After five months, Jawbone says it’s still developing an improved version of UP. Meanwhile, more competitors have invaded the space, notably Nike with its $149 FuelBand.
Luckily for Jawbone, we’re still in the very early stages of the wearable-sensor era in consumer technology. If it gets a new UP right, it may yet find a market before it exhausts the patience and goodwill of its customers. But it’s by no means a sure thing, as Research In Motion has painfully discovered with its BlackBerry PlayBook tablet.
I had kind words for the seven-inch PlayBook when it debuted a year ago, but with one big caveat: The software felt half-baked, missing a number of critical applications including contact management, calendaring and — most stunning for a BlackBerry — e-mail. Those functions only worked by tethering the PlayBook to a BlackBerry smartphone. No phone, no e-mail.
That was enough to scare off hordes of buyers. Making matters worse, the updated software to fix those flaws, which had been promised for shortly after launch, didn’t materialize. RIMoffered apologies — but little in the way of confidence- building steps along the lines of Dropcam and Jawbone.

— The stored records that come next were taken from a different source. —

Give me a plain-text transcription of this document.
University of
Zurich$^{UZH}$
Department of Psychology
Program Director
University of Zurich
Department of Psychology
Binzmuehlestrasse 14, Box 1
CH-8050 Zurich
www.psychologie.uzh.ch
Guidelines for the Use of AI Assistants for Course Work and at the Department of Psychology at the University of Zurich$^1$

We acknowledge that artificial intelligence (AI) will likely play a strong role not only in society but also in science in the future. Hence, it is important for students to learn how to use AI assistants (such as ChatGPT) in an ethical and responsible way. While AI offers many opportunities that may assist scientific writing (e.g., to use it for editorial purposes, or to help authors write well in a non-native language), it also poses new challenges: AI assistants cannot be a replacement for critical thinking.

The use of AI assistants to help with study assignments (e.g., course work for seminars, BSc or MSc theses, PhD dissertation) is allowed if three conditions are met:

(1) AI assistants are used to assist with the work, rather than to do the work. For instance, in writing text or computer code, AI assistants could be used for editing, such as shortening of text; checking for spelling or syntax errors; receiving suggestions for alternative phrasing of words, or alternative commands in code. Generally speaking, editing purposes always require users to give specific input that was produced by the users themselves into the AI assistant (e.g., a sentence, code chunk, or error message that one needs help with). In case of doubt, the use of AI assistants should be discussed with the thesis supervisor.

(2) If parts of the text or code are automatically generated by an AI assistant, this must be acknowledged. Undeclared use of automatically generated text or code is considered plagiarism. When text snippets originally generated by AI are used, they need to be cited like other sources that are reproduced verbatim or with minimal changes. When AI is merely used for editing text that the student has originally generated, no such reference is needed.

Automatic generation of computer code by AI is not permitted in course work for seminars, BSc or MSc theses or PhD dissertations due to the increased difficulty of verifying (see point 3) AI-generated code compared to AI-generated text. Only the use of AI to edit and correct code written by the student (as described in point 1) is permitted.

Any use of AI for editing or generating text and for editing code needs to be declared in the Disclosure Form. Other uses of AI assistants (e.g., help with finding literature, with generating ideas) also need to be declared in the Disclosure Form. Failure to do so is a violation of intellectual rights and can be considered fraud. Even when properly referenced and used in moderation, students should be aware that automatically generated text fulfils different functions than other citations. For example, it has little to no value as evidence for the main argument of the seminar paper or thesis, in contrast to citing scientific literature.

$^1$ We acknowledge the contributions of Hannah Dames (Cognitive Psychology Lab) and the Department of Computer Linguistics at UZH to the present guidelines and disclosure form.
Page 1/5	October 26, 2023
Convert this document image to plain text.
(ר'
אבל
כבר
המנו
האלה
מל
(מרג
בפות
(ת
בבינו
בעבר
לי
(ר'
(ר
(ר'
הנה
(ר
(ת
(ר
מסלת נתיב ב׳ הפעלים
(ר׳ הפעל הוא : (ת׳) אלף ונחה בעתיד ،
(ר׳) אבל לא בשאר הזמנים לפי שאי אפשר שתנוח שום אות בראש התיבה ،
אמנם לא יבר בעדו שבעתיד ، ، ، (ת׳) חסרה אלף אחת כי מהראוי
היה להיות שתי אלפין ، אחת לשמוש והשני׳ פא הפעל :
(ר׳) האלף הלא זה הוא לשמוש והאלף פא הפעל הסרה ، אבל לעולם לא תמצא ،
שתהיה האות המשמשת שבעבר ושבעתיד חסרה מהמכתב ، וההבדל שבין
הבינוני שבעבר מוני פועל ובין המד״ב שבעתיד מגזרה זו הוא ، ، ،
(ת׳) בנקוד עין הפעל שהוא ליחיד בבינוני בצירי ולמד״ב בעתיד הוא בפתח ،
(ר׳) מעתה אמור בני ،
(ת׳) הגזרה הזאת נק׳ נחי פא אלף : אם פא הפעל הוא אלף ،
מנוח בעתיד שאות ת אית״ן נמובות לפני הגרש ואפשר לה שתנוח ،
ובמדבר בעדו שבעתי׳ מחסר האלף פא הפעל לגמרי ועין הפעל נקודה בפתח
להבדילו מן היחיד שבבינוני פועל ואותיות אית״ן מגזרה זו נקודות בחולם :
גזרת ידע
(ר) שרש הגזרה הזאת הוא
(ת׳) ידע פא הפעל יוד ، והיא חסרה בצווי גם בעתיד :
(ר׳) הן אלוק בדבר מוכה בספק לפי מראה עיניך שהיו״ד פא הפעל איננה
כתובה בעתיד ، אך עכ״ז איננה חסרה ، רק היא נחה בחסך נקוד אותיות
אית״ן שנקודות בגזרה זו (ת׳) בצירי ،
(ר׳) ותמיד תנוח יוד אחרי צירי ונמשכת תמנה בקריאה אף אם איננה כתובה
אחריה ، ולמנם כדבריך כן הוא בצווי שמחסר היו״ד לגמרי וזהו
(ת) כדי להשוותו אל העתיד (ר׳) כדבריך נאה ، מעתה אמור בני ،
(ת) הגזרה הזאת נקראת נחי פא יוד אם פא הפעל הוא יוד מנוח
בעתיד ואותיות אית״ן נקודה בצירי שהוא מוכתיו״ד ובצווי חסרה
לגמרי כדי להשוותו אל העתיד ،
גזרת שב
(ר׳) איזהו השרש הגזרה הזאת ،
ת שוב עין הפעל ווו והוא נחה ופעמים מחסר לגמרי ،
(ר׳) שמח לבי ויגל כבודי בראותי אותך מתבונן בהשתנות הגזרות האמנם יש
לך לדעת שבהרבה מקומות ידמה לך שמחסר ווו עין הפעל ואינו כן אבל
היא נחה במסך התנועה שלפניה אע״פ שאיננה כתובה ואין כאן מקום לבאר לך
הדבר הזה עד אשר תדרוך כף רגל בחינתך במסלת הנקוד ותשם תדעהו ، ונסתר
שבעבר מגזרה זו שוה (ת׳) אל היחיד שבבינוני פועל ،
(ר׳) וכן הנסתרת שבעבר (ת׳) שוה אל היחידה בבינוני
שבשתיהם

Version 2.0 of the PlayBook software, which was finally released earlier this year, largely addresses the most glaring shortcomings. It now has a functioning e-mail client, the user interface has been improved and a new feature allows it to run some apps written for Google’sAndroid operating system, to augment the limited selection available for the PlayBook’s native software.
But in the meantime, the world has largely passed the PlayBook by. A flood of new tablets fromSamsung, Motorola and Asus hit the market between the PlayBook’s debut and the 2.0 update. Perhaps most damaging, Amazon.com released its Kindle Fire, which, while technologically inferior to the PlayBook is almost its physical twin.
RIM has slashed the PlayBook’s base price, $499 at launch, to just $199, matching the Kindle. In terms of the quality of the product, the company probably deserves another chance with consumers. But having done so little in the last year to engender warm feelings, there’s no guarantee RIM will get it.